The Inquirer continued, “As author of the book Skin: A Natural History, Jablonski has studied all aspects of skin, perhaps none more important than why it appears in such a puzzling array of hues. It all comes down to the planet’s uneven distribution of sunlight and the universal human need for two vitamins, she explained. This knowledge was very recently acquired. ‘Only in the last decade or so has our data allowed us to crack open the mystery,’ Jablonski said as she began her lecture at the 152-year-old science museum near Temple University.”

Joblonski’s lecture brought into focus one of Smart Tan’s major points: That tanning is no accident and is a natural and intended part of natural life under the sun.

The Inquirer article continued, “Nature has painted human skin using one major brown pigment, melanin, which evolved in many species. ‘It’s a natural sunscreen,’ she said, which is important because humans have a troubled relationship with the sun. Since we are relatively hairless creatures, our skin gets bombarded by ultraviolet light, which can burn us, destroy the DNA in skin cells, and lead to cancer. Hence an advantage of dark skin.”

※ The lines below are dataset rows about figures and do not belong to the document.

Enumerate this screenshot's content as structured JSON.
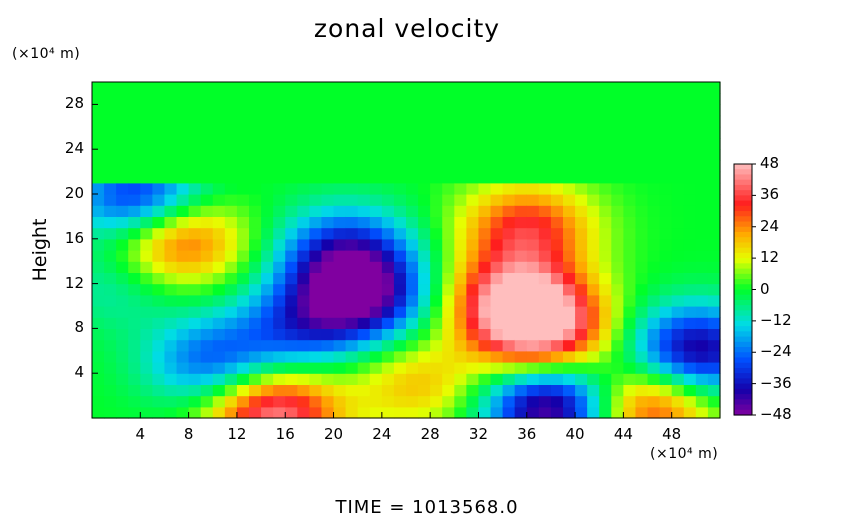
{
  "chart_data": {
    "type": "heatmap",
    "title": "zonal velocity",
    "y_axis": {
      "label": "Height",
      "unit": "(×10⁴ m)",
      "range": [
        0,
        30
      ],
      "ticks": [
        4,
        8,
        12,
        16,
        20,
        24,
        28
      ]
    },
    "x_axis": {
      "unit": "(×10⁴ m)",
      "range": [
        0,
        52
      ],
      "ticks": [
        4,
        8,
        12,
        16,
        20,
        24,
        28,
        32,
        36,
        40,
        44,
        48
      ]
    },
    "colorbar": {
      "range": [
        -48,
        48
      ],
      "ticks": [
        48,
        36,
        24,
        12,
        0,
        -12,
        -24,
        -36,
        -48
      ]
    },
    "footer": "TIME  =  1013568.0",
    "features": [
      {
        "x": 37,
        "y": 8,
        "value": 48
      },
      {
        "x": 35,
        "y": 11,
        "value": 36
      },
      {
        "x": 36,
        "y": 17,
        "value": 32
      },
      {
        "x": 27,
        "y": 3,
        "value": 18
      },
      {
        "x": 15,
        "y": 0.5,
        "value": 44
      },
      {
        "x": 7,
        "y": 16,
        "value": 34
      },
      {
        "x": 22,
        "y": 11,
        "value": -46
      },
      {
        "x": 21,
        "y": 15,
        "value": -30
      },
      {
        "x": 17,
        "y": 8,
        "value": -22
      },
      {
        "x": 10,
        "y": 5,
        "value": -26
      },
      {
        "x": 38,
        "y": 1,
        "value": -48
      },
      {
        "x": 50,
        "y": 6,
        "value": -42
      },
      {
        "x": 4,
        "y": 19.5,
        "value": -36
      },
      {
        "x": 46,
        "y": 1,
        "value": 34
      },
      {
        "x": 2,
        "y": 12,
        "value": -10
      }
    ],
    "upper_layer": {
      "y_from": 20.5,
      "y_to": 30,
      "value": 0
    }
  }
}
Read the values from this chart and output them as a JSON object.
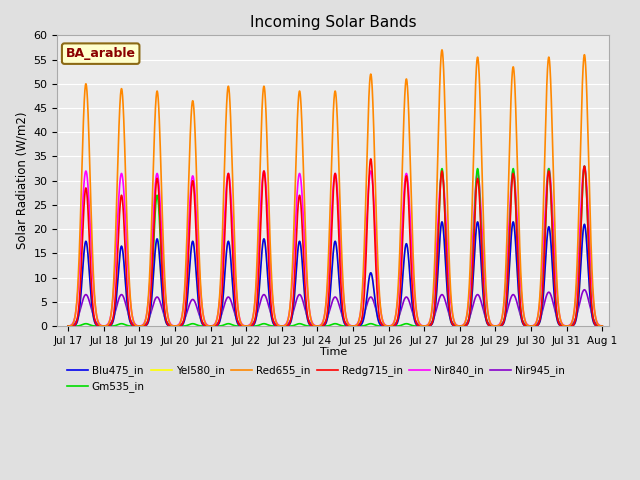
{
  "title": "Incoming Solar Bands",
  "xlabel": "Time",
  "ylabel": "Solar Radiation (W/m2)",
  "annotation": "BA_arable",
  "annotation_bg": "#ffffcc",
  "annotation_border": "#8B6914",
  "annotation_text_color": "#8B0000",
  "ylim": [
    0,
    60
  ],
  "yticks": [
    0,
    5,
    10,
    15,
    20,
    25,
    30,
    35,
    40,
    45,
    50,
    55,
    60
  ],
  "fig_bg": "#e0e0e0",
  "plot_bg": "#ebebeb",
  "grid_color": "#ffffff",
  "series": {
    "Blu475_in": {
      "color": "#0000ee",
      "lw": 1.2
    },
    "Gm535_in": {
      "color": "#00dd00",
      "lw": 1.2
    },
    "Yel580_in": {
      "color": "#ffff00",
      "lw": 1.2
    },
    "Red655_in": {
      "color": "#ff8800",
      "lw": 1.2
    },
    "Redg715_in": {
      "color": "#ff0000",
      "lw": 1.2
    },
    "Nir840_in": {
      "color": "#ff00ff",
      "lw": 1.2
    },
    "Nir945_in": {
      "color": "#8800cc",
      "lw": 1.2
    }
  },
  "xtick_labels": [
    "Jul 17",
    "Jul 18",
    "Jul 19",
    "Jul 20",
    "Jul 21",
    "Jul 22",
    "Jul 23",
    "Jul 24",
    "Jul 25",
    "Jul 26",
    "Jul 27",
    "Jul 28",
    "Jul 29",
    "Jul 30",
    "Jul 31",
    "Aug 1"
  ],
  "num_days": 15,
  "peaks_blu": [
    17.5,
    16.5,
    18.0,
    17.5,
    17.5,
    18.0,
    17.5,
    17.5,
    11.0,
    17.0,
    21.5,
    21.5,
    21.5,
    20.5,
    21.0
  ],
  "peaks_grn": [
    0.5,
    0.5,
    27.0,
    0.5,
    0.5,
    0.5,
    0.5,
    0.5,
    0.5,
    0.5,
    32.5,
    32.5,
    32.5,
    32.5,
    33.0
  ],
  "peaks_yel": [
    17.5,
    16.5,
    17.5,
    17.5,
    17.5,
    18.0,
    17.5,
    17.5,
    11.0,
    17.0,
    21.5,
    21.5,
    21.5,
    20.5,
    21.0
  ],
  "peaks_red": [
    50.0,
    49.0,
    48.5,
    46.5,
    49.5,
    49.5,
    48.5,
    48.5,
    52.0,
    51.0,
    57.0,
    55.5,
    53.5,
    55.5,
    56.0
  ],
  "peaks_redg": [
    28.5,
    27.0,
    30.5,
    30.0,
    31.5,
    32.0,
    27.0,
    31.5,
    34.5,
    31.0,
    32.0,
    30.5,
    31.5,
    32.0,
    33.0
  ],
  "peaks_nir840": [
    32.0,
    31.5,
    31.5,
    31.0,
    31.5,
    32.0,
    31.5,
    31.5,
    32.0,
    31.5,
    31.5,
    31.5,
    32.0,
    32.5,
    33.0
  ],
  "peaks_nir945": [
    6.5,
    6.5,
    6.0,
    5.5,
    6.0,
    6.5,
    6.5,
    6.0,
    6.0,
    6.0,
    6.5,
    6.5,
    6.5,
    7.0,
    7.5
  ],
  "sigma_blu": 0.1,
  "sigma_grn": 0.1,
  "sigma_yel": 0.1,
  "sigma_red": 0.12,
  "sigma_redg": 0.1,
  "sigma_nir840": 0.13,
  "sigma_nir945": 0.14
}
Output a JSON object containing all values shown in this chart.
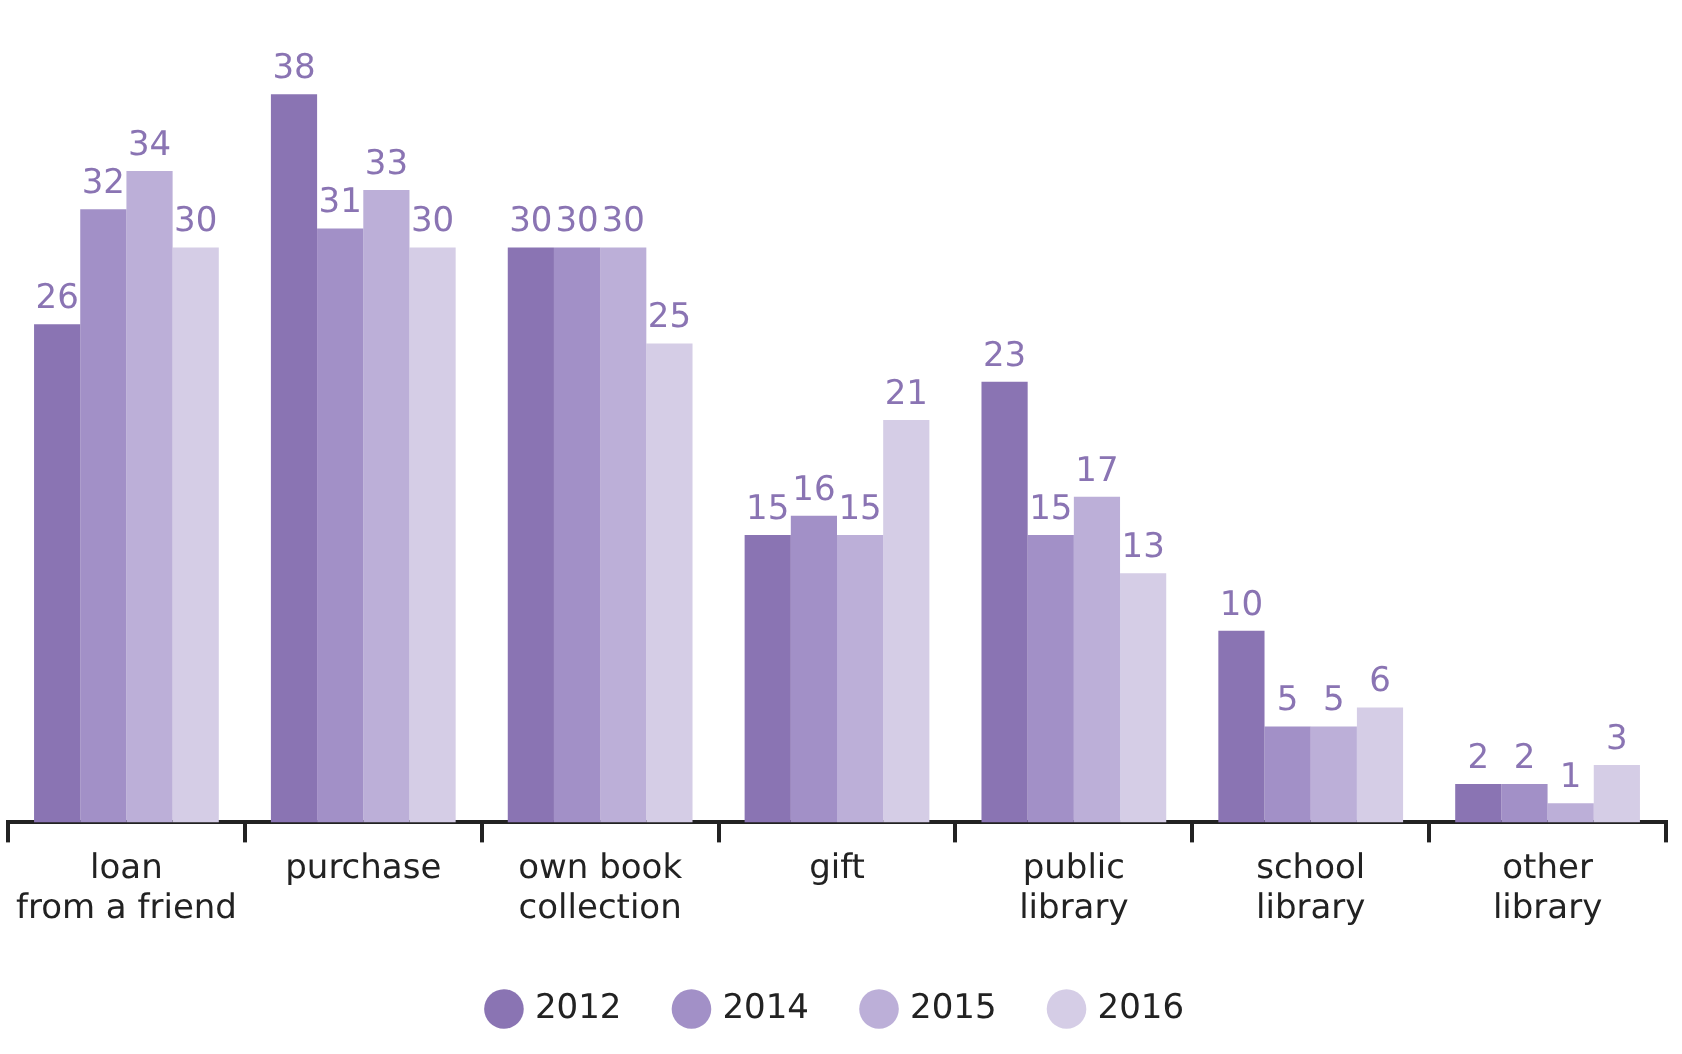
{
  "chart_data": {
    "type": "bar",
    "categories": [
      "loan\nfrom a friend",
      "purchase",
      "own book\ncollection",
      "gift",
      "public\nlibrary",
      "school\nlibrary",
      "other\nlibrary"
    ],
    "series": [
      {
        "name": "2012",
        "color": "#8a74b3",
        "values": [
          26,
          38,
          30,
          15,
          23,
          10,
          2
        ]
      },
      {
        "name": "2014",
        "color": "#a290c7",
        "values": [
          32,
          31,
          30,
          16,
          15,
          5,
          2
        ]
      },
      {
        "name": "2015",
        "color": "#bcafd8",
        "values": [
          34,
          33,
          30,
          15,
          17,
          5,
          1
        ]
      },
      {
        "name": "2016",
        "color": "#d5cde6",
        "values": [
          30,
          30,
          25,
          21,
          13,
          6,
          3
        ]
      }
    ],
    "data_labels": true,
    "grid": false,
    "legend": "bottom"
  }
}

“But there is more to melanin than protection from skin cancer and sunburn. Scientists recently realized that ultraviolet rays penetrating skin destroy the B-vitamin folate. With too little folate, or folic acid, men cannot make adequate sperm and women cannot start healthy pregnancies. So in very sunny places, any genetic mutations that created light skin would likely die out with their owners. But with melanin offering so many advantages, the question was why anyone would evolve light skin.Lighter shades came about because humans need some sunlight to penetrate skin and trigger a chemical reaction that produces vitamin D.”